The SEAC consists of leading outside experts selected by the Company.
The Company in its sole discretion may revise the SEAC membership from time to time. The Company will consider suggestions for candidates from the existing SEAC members.
SEAC members may participate in various efforts with the Company or portfolio companies. Such engagements may be defined under separate agreements.
Each SEAC member is expected to serve for a specified term as agreed between the Company and such member. SEAC members may be asked by the Company to serve additional terms.
4. Meetings and Structure
- Meetings: The SEAC will endeavor to meet virtually or in-person up to four times each year, or as many times as believed to be in the best interest of the SEAC and the Company. At each meeting, representatives of the Company intend to provide briefings and presentations to the SEAC on relevant issues that the Company is managing. The Company, in consultation with the SEAC prior to each meeting, will develop each meeting schedule and meeting agenda.

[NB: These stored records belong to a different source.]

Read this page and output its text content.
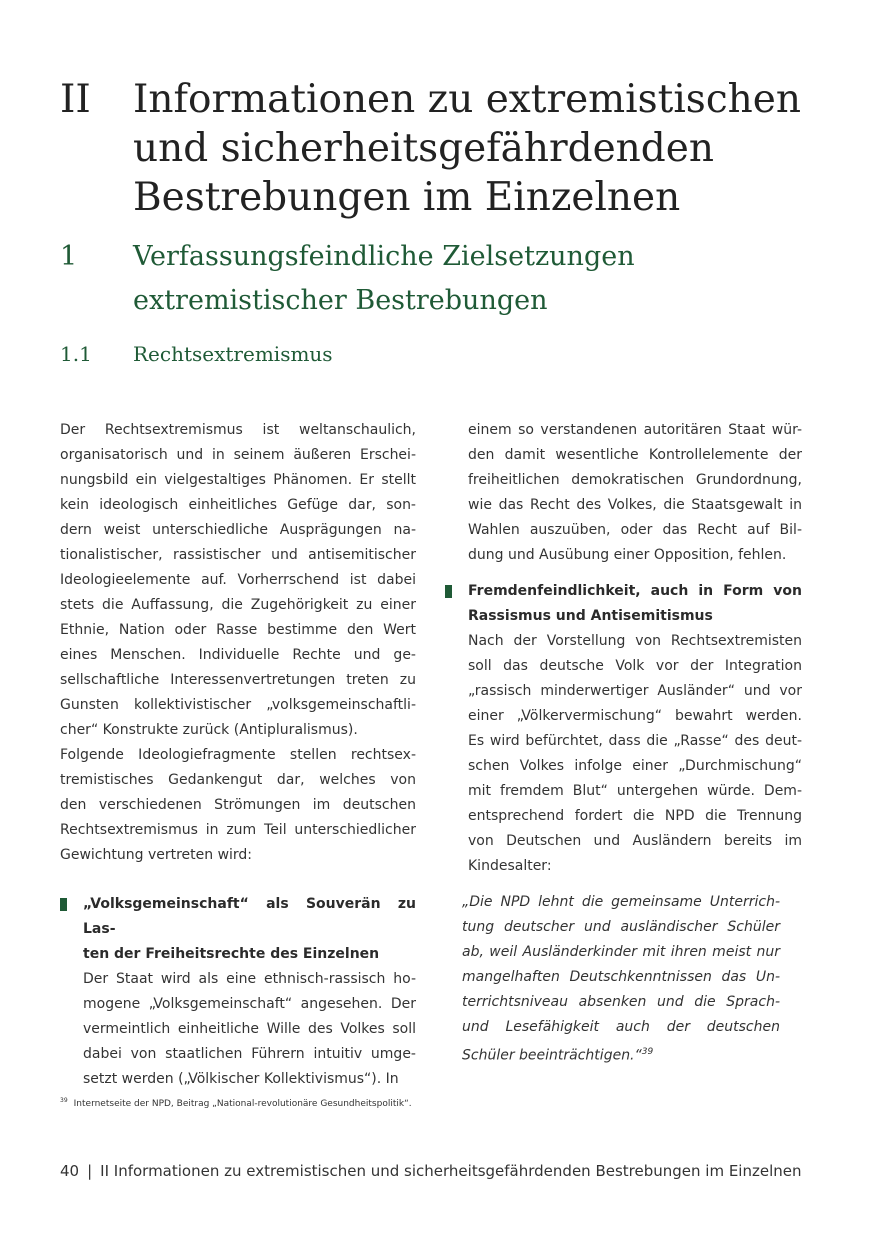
II Informationen zu extremistischen
und sicherheitsgefährdenden
Bestrebungen im Einzelnen
1 Verfassungsfeindliche Zielsetzungen
extremistischer Bestrebungen
1.1 Rechtsextremismus
Der Rechtsextremismus ist weltanschaulich,
organisatorisch und in seinem äußeren Erschei-
nungsbild ein vielgestaltiges Phänomen. Er stellt
kein ideologisch einheitliches Gefüge dar, son-
dern weist unterschiedliche Ausprägungen na-
tionalistischer, rassistischer und antisemitischer
Ideologieelemente auf. Vorherrschend ist dabei
stets die Auffassung, die Zugehörigkeit zu einer
Ethnie, Nation oder Rasse bestimme den Wert
eines Menschen. Individuelle Rechte und ge-
sellschaftliche Interessenvertretungen treten zu
Gunsten kollektivistischer „volksgemeinschaftli-
cher“ Konstrukte zurück (Antipluralismus).
Folgende Ideologiefragmente stellen rechtsex-
tremistisches Gedankengut dar, welches von
den verschiedenen Strömungen im deutschen
Rechtsextremismus in zum Teil unterschiedlicher
Gewichtung vertreten wird:
„Volksgemeinschaft“ als Souverän zu Las-
ten der Freiheitsrechte des Einzelnen
Der Staat wird als eine ethnisch-rassisch ho-
mogene „Volksgemeinschaft“ angesehen. Der
vermeintlich einheitliche Wille des Volkes soll
dabei von staatlichen Führern intuitiv umge-
setzt werden („Völkischer Kollektivismus“). In
einem so verstandenen autoritären Staat wür-
den damit wesentliche Kontrollelemente der
freiheitlichen demokratischen Grundordnung,
wie das Recht des Volkes, die Staatsgewalt in
Wahlen auszuüben, oder das Recht auf Bil-
dung und Ausübung einer Opposition, fehlen.
Fremdenfeindlichkeit, auch in Form von
Rassismus und Antisemitismus
Nach der Vorstellung von Rechtsextremisten
soll das deutsche Volk vor der Integration
„rassisch minderwertiger Ausländer“ und vor
einer „Völkervermischung“ bewahrt werden.
Es wird befürchtet, dass die „Rasse“ des deut-
schen Volkes infolge einer „Durchmischung“
mit fremdem Blut“ untergehen würde. Dem-
entsprechend fordert die NPD die Trennung
von Deutschen und Ausländern bereits im
Kindesalter:
„Die NPD lehnt die gemeinsame Unterrich-
tung deutscher und ausländischer Schüler
ab, weil Ausländerkinder mit ihren meist nur
mangelhaften Deutschkenntnissen das Un-
terrichtsniveau absenken und die Sprach-
und Lesefähigkeit auch der deutschen
Schüler beeinträchtigen.“$^{39}$
$^{39}$ Internetseite der NPD, Beitrag „National-revolutionäre Gesundheitspolitik“.
40 | II Informationen zu extremistischen und sicherheitsgefährdenden Bestrebungen im Einzelnen
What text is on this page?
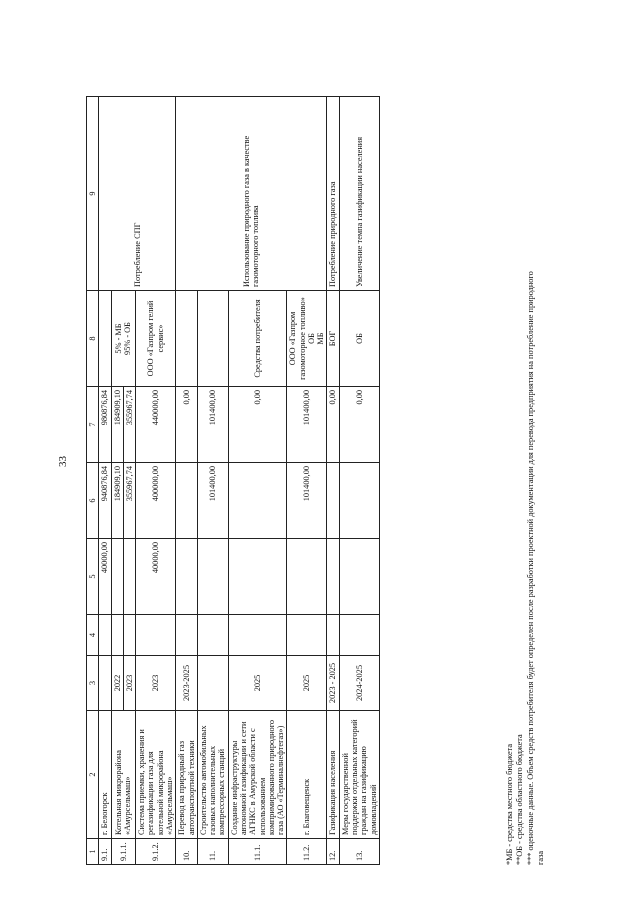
33
1	2	3	4	5	6	7	8	9
9.1.	г. Белогорск			40000,00	940876,84	980876,84		Потребление СПГ
9.1.1.	Котельная микрорайона «Амурсельмаш»	2022			184909,10	184909,10	5% - МБ
95% - ОБ	
		2023			355967,74	355967,74		
9.1.2.	Система приемки, хранения и регазификации газа для котельной микрорайона «Амурсельмаш»	2023		40000,00	400000,00	440000,00	ООО «Газпром гелий сервис»	
10.	Перевод на природный газ автотранспортной техники	2023-2025				0,00		Использование природного газа в качестве газомоторного топлива
11.	Строительство автомобильных газовых наполнительных компрессорных станций				101400,00	101400,00		
11.1.	Создание инфраструктуры автономной газификации и сети АГНКС в Амурской области с использованием компримированного природного газа (АО «Терминалнефтегаз»)	2025				0,00	Средства потребителя	
11.2.	г. Благовещенск	2025			101400,00	101400,00	ООО «Газпром газомоторное топливо»
ОБ
МБ	
12.	Газификация населения	2023 - 2025				0,00	БОГ	Потребление природного газа
13.	Меры государственной поддержки отдельных категорий граждан на газификацию домовладений	2024-2025				0,00	ОБ	Увеличение темпа газификации населения
*МБ - средства местного бюджета **ОБ - средства областного бюджета *** оценочные данные. Объем средств потребителя будет определен после разработки проектной документации для перевода предприятия на потребление природного газа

- Coordination: The Company will be responsible for any preparations of SEAC members for each meeting, facilitating open and relevant discussions during each meeting, and preparing collective statements that summarize each meeting, if warranted.
5. SEAC Member Commitment
Each SEAC member is expected to commit to:
- in the context of regular SEAC meetings, provide input, advice and make recommendations on how the Company’s policies, practices, and disclosures can adjust to or address current ESG- related trends;
- consider and bring to the attention of the Company, as appropriate, current and emerging ESG Matters that may affect the business, operations, performance or public image of the Company or any of its affiliates, or are otherwise pertinent to the Company and its stakeholders;
- reasonably prepare prior to each meeting;
- provide individual, separate input to the Company on an ad hoc basis; subject to the member’s availability;
- perform such other duties, tasks and responsibilities relevant to the purpose of the SEAC as may from time to time be requested by the Company, subject to the member’s availability;
- maintain strict confidentiality as it relates to the Company’s and portfolio companies’ confidential information, and any other information obtained, received and shared with SEAC members at any time, or otherwise as in compliance with his/her confidentiality obligations.
6. The Company’s Role
Decisions on whether and how to implement the SEAC’s advice and recommendations will remain solely at the Company’s discretion.

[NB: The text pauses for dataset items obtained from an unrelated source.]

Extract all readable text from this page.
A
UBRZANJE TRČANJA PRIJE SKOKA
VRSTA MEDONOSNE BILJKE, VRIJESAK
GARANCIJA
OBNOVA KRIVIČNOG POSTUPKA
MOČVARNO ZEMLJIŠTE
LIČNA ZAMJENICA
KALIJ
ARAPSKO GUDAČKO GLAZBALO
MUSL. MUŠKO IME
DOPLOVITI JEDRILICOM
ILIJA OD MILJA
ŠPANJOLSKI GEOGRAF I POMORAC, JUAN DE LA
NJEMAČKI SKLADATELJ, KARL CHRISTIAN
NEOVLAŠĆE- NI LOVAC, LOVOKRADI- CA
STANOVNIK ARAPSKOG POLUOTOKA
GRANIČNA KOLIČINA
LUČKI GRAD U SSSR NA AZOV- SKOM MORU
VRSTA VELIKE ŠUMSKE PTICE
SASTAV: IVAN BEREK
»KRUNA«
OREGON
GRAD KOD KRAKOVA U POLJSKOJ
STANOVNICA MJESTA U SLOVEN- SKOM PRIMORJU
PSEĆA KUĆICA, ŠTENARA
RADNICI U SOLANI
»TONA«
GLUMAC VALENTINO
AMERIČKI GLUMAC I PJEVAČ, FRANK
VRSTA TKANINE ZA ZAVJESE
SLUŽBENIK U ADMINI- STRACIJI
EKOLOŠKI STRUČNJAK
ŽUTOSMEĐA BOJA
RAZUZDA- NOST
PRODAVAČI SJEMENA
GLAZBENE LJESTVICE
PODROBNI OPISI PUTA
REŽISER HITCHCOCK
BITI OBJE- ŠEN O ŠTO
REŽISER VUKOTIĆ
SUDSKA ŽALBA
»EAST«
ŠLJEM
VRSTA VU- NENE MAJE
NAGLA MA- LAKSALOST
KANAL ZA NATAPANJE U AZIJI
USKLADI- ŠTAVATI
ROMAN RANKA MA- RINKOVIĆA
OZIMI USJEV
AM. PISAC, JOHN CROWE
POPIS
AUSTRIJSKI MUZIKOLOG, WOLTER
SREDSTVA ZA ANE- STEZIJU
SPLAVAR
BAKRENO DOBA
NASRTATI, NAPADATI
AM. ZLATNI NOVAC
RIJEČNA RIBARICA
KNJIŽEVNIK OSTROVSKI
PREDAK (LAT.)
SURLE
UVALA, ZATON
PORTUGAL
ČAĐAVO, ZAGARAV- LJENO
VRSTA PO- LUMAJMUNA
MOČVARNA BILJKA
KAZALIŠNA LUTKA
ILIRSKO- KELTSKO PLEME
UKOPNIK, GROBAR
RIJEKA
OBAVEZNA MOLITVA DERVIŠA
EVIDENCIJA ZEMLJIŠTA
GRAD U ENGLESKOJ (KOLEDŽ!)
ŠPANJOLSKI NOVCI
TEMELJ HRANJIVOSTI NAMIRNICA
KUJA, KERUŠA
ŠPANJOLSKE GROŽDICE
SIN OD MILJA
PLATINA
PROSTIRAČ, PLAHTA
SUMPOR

7. Public Statements by SEAC Members
When discussing matters relating to the Company or its affiliates or otherwise making a statement reasonably likely to be attributable to the Company or any of its affiliates, SEAC members must acknowledge in any oral, written or electronic communication that their statements represent the SEAC member’s personal views and not those of the Company or a portfolio company. When agreed between the Company and a member in writing, the member is authorized to communicate the Company’s views on such matters and disclose that they are doing so. Notwithstanding the foregoing, SEAC members should not imply that they are empowered or authorized to bind the Company or any portfolio company. In any case, SEAC members shall not discuss any matters if doing so would breach their confidentiality agreements with the Company or its affiliates.

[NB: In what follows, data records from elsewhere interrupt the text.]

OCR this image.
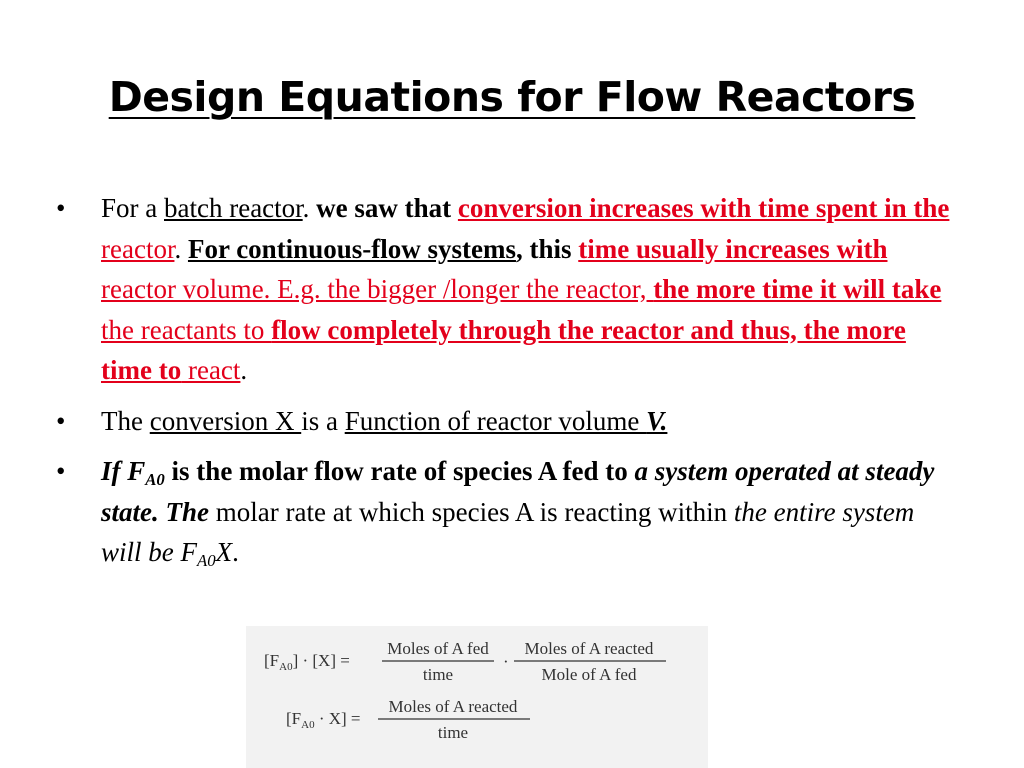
Design Equations for Flow Reactors
• For a batch reactor. we saw that conversion increases with time spent in the reactor. For continuous-flow systems, this time usually increases with reactor volume. E.g. the bigger /longer the reactor, the more time it will take the reactants to flow completely through the reactor and thus, the more time to react.
• The conversion X is a Function of reactor volume V.
• If $F_{A0}$ is the molar flow rate of species A fed to a system operated at steady state. The molar rate at which species A is reacting within the entire system will be $F_{A0}X$.
$[F_{A0}] \cdot [X]$ =
Moles of A fed
time
·
Moles of A reacted
Mole of A fed
$[F_{A0} \cdot X]$ =
Moles of A reacted
time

8. Confidentiality and Transparency
The Company seeks to strike a balance between confidentiality and transparency, both to protect the Company’s and portfolio companies’ interests and to ensure that open and candid discussions can occur at each SEAC meeting.
In order to enable SEAC members to provide meaningful advice, members will be given access to confidential materials that may describe the Company’s and/or portfolio companies’ perspectives and future plans. Accordingly, all SEAC members are required to sign a customary confidentiality agreement in connection with their engagement.